The use of SWAT teams became especially common for drug searches. The ACLU study found that 62% of SWAT deployments were for drug raids and that 79% involved raids on private homes; the study found that only “7% fell into those categories for which the technique was originally intended, such as hostage situations or barricades”. In some cases, civilians, including infants, were killed or injured due to police use of force in military-style raids.[132] In other cases, residents of affected neighborhoods reported experiencing psychological trauma as a result of militaristic law-enforcement tactics.[134] The use of force and military-style equipment during such raids prompted criticism,[131], particularly from civil libertarians such as Radley Balko, who wrote on the topic in his book Rise of the Warrior Cop: The Militarization of America’s Police Forces.

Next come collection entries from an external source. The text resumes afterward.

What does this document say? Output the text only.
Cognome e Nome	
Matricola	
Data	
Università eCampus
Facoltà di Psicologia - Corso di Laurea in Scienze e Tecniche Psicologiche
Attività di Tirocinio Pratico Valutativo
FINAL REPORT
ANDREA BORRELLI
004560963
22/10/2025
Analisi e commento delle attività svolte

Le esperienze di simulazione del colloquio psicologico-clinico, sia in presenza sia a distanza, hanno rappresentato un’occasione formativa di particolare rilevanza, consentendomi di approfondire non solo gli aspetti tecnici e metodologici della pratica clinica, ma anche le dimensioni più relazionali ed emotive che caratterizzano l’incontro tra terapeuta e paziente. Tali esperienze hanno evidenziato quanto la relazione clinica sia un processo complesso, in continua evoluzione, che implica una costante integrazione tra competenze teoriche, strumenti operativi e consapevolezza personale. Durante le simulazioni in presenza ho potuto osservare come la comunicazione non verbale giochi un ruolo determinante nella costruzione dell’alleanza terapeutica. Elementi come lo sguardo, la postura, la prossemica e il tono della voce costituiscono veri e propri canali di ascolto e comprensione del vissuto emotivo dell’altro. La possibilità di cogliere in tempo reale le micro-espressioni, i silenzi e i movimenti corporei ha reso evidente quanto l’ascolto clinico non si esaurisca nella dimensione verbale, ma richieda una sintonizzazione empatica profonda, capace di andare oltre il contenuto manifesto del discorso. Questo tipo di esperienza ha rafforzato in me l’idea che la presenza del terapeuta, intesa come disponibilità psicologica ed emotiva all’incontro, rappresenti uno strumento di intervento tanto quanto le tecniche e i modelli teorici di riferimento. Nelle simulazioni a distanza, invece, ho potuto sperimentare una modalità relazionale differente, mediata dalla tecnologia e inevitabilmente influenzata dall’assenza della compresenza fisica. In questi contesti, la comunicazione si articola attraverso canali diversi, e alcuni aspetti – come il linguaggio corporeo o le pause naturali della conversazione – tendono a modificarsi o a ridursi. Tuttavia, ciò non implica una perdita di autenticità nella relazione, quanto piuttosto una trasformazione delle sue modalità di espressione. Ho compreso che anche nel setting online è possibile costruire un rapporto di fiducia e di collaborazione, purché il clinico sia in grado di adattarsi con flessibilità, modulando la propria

The Chicago Police Department (CPD) has been accused of operating a secret “black site” in their Homan Square facility where suspects were held without being booked and registered and where they could not be found by their attorneys or families. Suspects were allegedly shackled, „medicated,“ tortured, and beaten.
Federal efforts to curb militarization
From 1997 to 2016, the United States Department of Justice (DOJ) has gone to court to challenge policing practices in more than 24 cities in order to protect the civil rights of the public.
The Obama administration made a broad push for police reform. In 2015, the Task Force for 21st Century Policing recommended restricting federal transfers of military surplus equipment, such as grenade launchers and armored vehicles, from the Defense Department to law enforcement agencies via the 1033 program. President Obama implemented the recommendations in Executive Order 13688, in what observers saw as a bid to shift police sway “away from creeping militarization and toward community policing”. The Trump administration signaled a dramatic policy shift, with Donald Trump pledging during the campaign to reinstate the entire 1033 program. In 2017, the Trump administration announced it would reinstate the program.
Europe
Very similar developments are taking place in Europe with the police force becoming hugely militarized and brutal against its own peaceful citizens, including the elderly and toddlers.
An interesting phenomenon is to notice that demonstrations against forced vaccinations and other restrictions on Civil Liberties are being met by a brutal and militarized police force but demonstrators against Russia during the current crisis in Ukraine, hardly any police is to be seen: those few who are present are not weaponized and essentially observe only.